Facial recognition technology is an important, proven tool that has gotten better over the years with new iterations. Just over a year ago, New Jersey undertook a project called “Operation Facial Scrub,” which utilized facial recognition technology to “scrub” its 19 million photo record database. Of the potential photo matches that resulted, nearly 4,900 matters required administrative corrections to the database. This is important because that large number could have created problems for customers…this eliminates customer inconvenience.

The scrub also resulted in the discovery of more than 2,600 separate acts of criminal fraud against the Motor Vehicle Commission—people attempting to change a record or adopt an alternate identity. To date, we have sent 750 criminal cases to the Office of the Attorney General or other federal, state and local law enforcement agencies for investigation and/or prosecution, with that number expected to grow. This is all thanks to facial recognition technology, because there’s no way we would have found these individuals through our normal course of business.

In addition to security, there is also a customer service benefit. New Jersey was one of only a few states that required everyone to come into the office every time to renew a driver’s license. After cleaning up the database, we have been able to invite select customers to renew their driver’s license through the mail through our “Skip the Trip: Renewal by Mail” initiative. We are able to do this, as well as plan to expand the initiative, because we are now even more confident that the record we have on file for an individual is correct because it has been vetted through the facial recognition software.

Like many things, facial recognition (FR) is a tool—a tool to help us detect fraud. It is not a silver bullet, nor is it fool-proof. But it can be a significant aid to finding those who for nefarious reasons seek to acquire multiple valid driver’s licenses. The technology has proven its merit in a number of states, with both statistical and anecdotal evidence of its utility. Over the past 10 years, FR performance has continued to improve—both for constrained environments as well as unconstrained. Outside of the traditional DMV applications, we’re seeing FR used online by the major search engines and mobile device capture supporting a number of applications including online user authentication. Could this open new applications in the DMV arena as well? 

For example, could DMV’s offer more services online if we could be more confident in the identity of the person on the other end of the network?  Beyond passwords and knowledge based authentication, facial recognition could be used for this purpose—capturing the facial image using the camera embedded in a laptop or mobile device and comparing it to the driver’s license photo—providing multifactor authentication. Just a possibility.

Face recognition is a very useful fraud detection tool for administrators issuing licenses and IDs. Today, over 40 license jurisdictions in the U.S. use face recognition to check for duplicate applications, “scrub” existing records to flag duplicates, and/or to verify renewal identity.

While face recognition algorithms are still not as accurate as fingerprint identification, face recognition performance has improved dramatically over the last few years according to results from independent government testing.

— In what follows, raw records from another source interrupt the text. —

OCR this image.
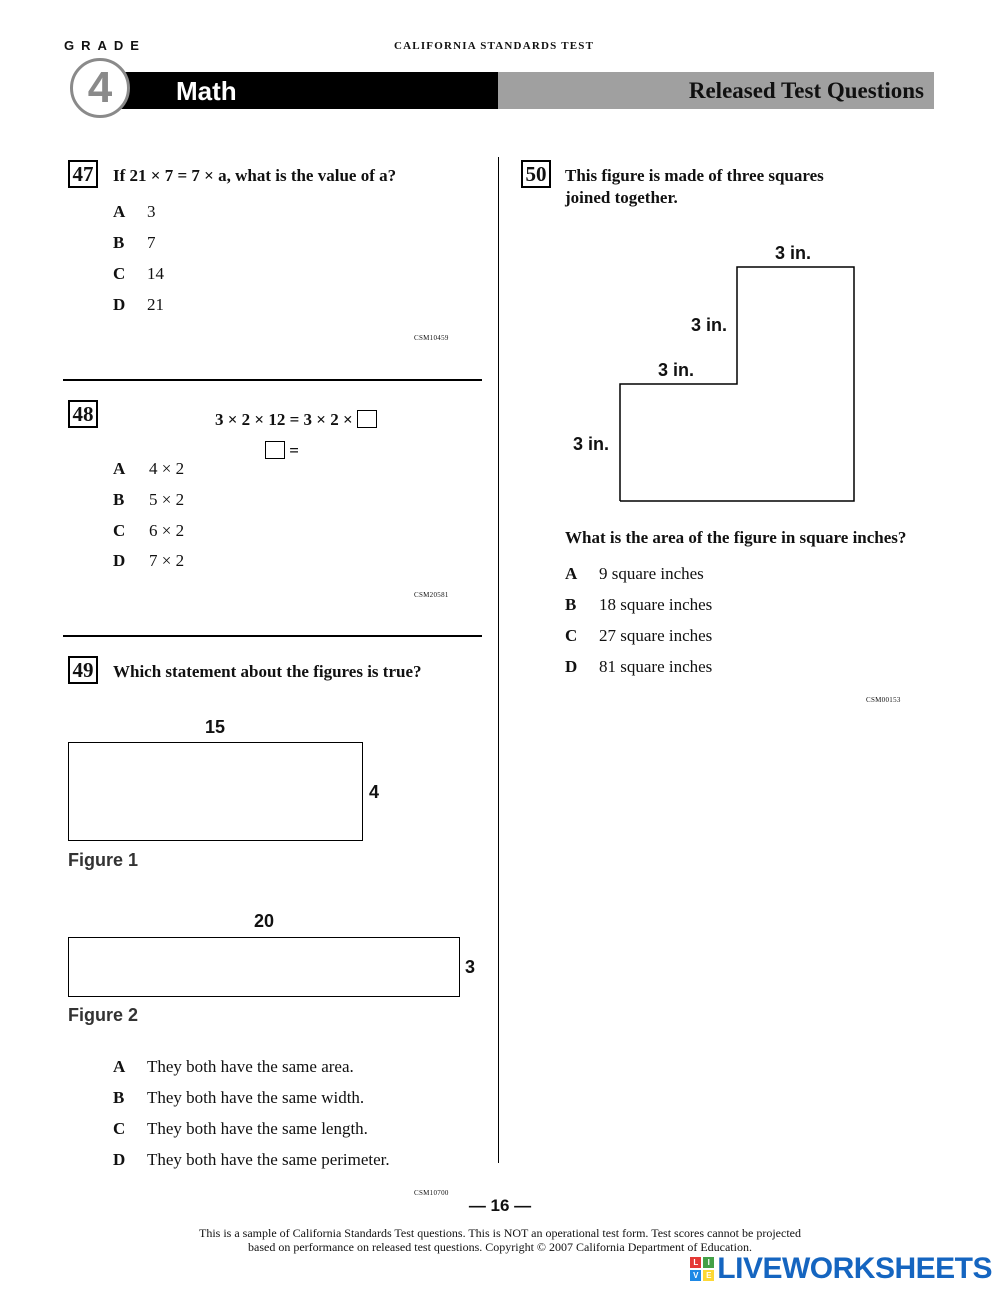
GRADE	CALIFORNIA STANDARDS TEST
4 Math	Released Test Questions
47 If 21 × 7 = 7 × a, what is the value of a?
A 3
B 7
C 14
D 21
CSM10459
48	3 × 2 × 12 = 3 × 2 ×
=
A 4 × 2
B 5 × 2
C 6 × 2
D 7 × 2
CSM20581
49 Which statement about the figures is true?
15
4
Figure 1
20
3
Figure 2
A They both have the same area.
B They both have the same width.
C They both have the same length.
D They both have the same perimeter.
CSM10700
50 This figure is made of three squares
joined together.
3 in.
3 in.
3 in.
3 in.
What is the area of the figure in square inches?
A 9 square inches
B 18 square inches
C 27 square inches
D 81 square inches
CSM00153
— 16 —
This is a sample of California Standards Test questions. This is NOT an operational test form. Test scores cannot be projected
based on performance on released test questions. Copyright © 2007 California Department of Education.
L	I
V E LIVEWORKSHEETS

Administrators can make face recognition an effective tool in their fraud prevention arsenal by following these best practices:

  • Collect facial images that conforms to recognized standards to enhance matching performance.
  • Implement software capable of flagging defective images at capture.
  • Capture at a resolution of around 120 pixels between the pupils.
  • Choose high quality cameras with good lighting and minimal distortion.
  • Train operators to collect images that exhibit proper pose and expression.
  • Use compression techniques that do not impede accurate feature. detection and matching (target fie size should be no less than 40KB)
  • Ensure that you have adequate staff to adjudicate match candidates.